As we know the expansion of $\ln(1+x)$ is as follows:
$\ln (1+x) = x - x^2/2 + x^3/3 - x^4/4+\cdots$
Let $S_1 = 1 + 1/3 + 1/5 + 1/7+\cdots$
Let $S_2 = 1/2 + 1/4 + 1/6 + 1/8+\cdots$
$S_1 - S_2 = \ln(2) -----------------(1)$
$S_1 + S_2 = 1 + 1/2 + 1/3 + 1/4 + 1/5+\cdots$
$S_1 + S_2 = 2(1/2 + 1/4 + 1/6 + 1/8+\cdots)$
$S_1 + S_2 = 2S_2$
$ S_1 = S_2 -------------------- (2)$
From (1) and (2):
$\ln(2) = 0$
What did I do wrong?
On
There is a theorem commonly known as Riemann rearrangement theorem (I believe) that states the following; If a series $\sum a_n$ converges but does not converge absolutely, it can be rearranged to yield any sum. [Note: Absolute convergence means the series $\sum|a_n|$ converges] The series you chose converges but does not converge absolutely. The divergence of second series $S_2$ is well-known. Hence, $S_1$ can be rearranged to yield any result. If you want to understand exactly how that construction is possible, I have attached the proof here.
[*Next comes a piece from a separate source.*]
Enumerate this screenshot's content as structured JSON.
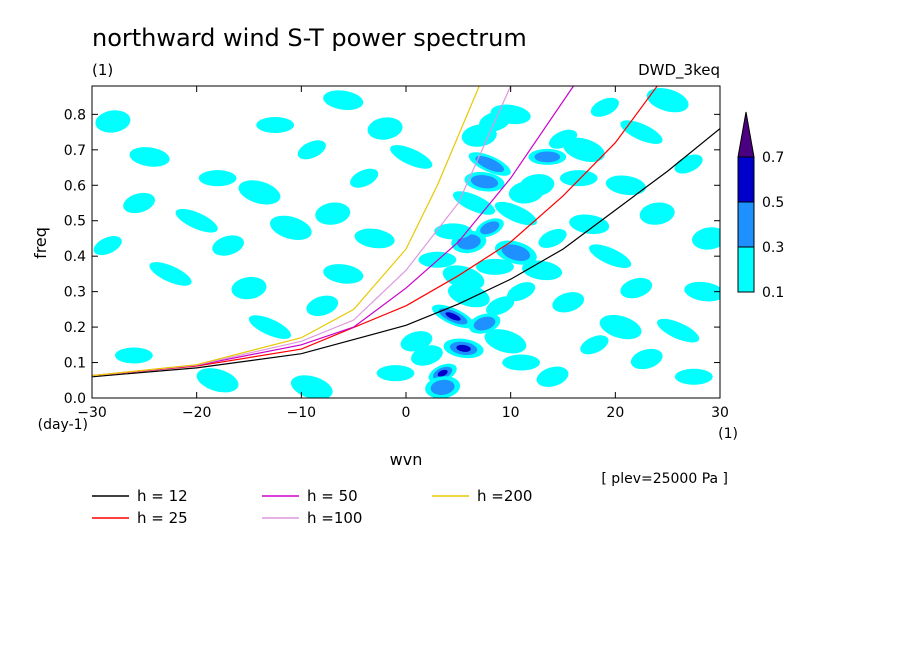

Say $p_n=\frac{a_n+|a_n|}{2}$ and $q_n=\frac{a_n-|a_n|}{2}$. $\therefore, p_n-q_n=|a_n|, p_n+q_n=|a_n|$. $\sum p_n, \sum q_n$ cannot both be convergent otherwise $\sum(p_n+q_n)=\sum|a_n|$ would be convergent. Also, since $\sum a_n=\sum p_n-\sum q_n$ is convergent, and both series $\sum p_n, \sum q_n$ are not convergent, this implies they are both divergent. Now let $P_1, P_2,....$ be the first non-negative terms of $\sum a_n$, and $N_1, N_2, ....$ denote the absolute values of the first negative terms of $\sum a_n$, then the series $\sum P_n, \sum N_n$ have the same elements as the series $\sum p_n, \sum q_n$ in the same order. $\implies \sum P_n, \sum N_n$ are also divergent. Say you want to rearrange the series $\sum a_n$ to yield a result in the neighborhood $[x,y]$ such that $-\infty\le x\le y\le \infty$. Then choose $P_1, P_2,...P_{n_1}$ such that $P_1+P_2...P_{n_1}\to y$. Choose $Q_1, Q_2,...Q_{k_1}$ such that $P1+P_2...P_{m_1}-Q_1-Q_2-....Q_{k_1}\to x$. The existence of such $P, Q$ are guaranteed since $\sum P_n, \sum Q_n$ are divergent.
The taylor-series expansion of $\ln (1+x)$ is not absolutely convergent in nature. Hence you cannot perform manipulations with its expanded infinite series. You may rearrange $S_1$ and $S_2$ to get infinitely many different answers.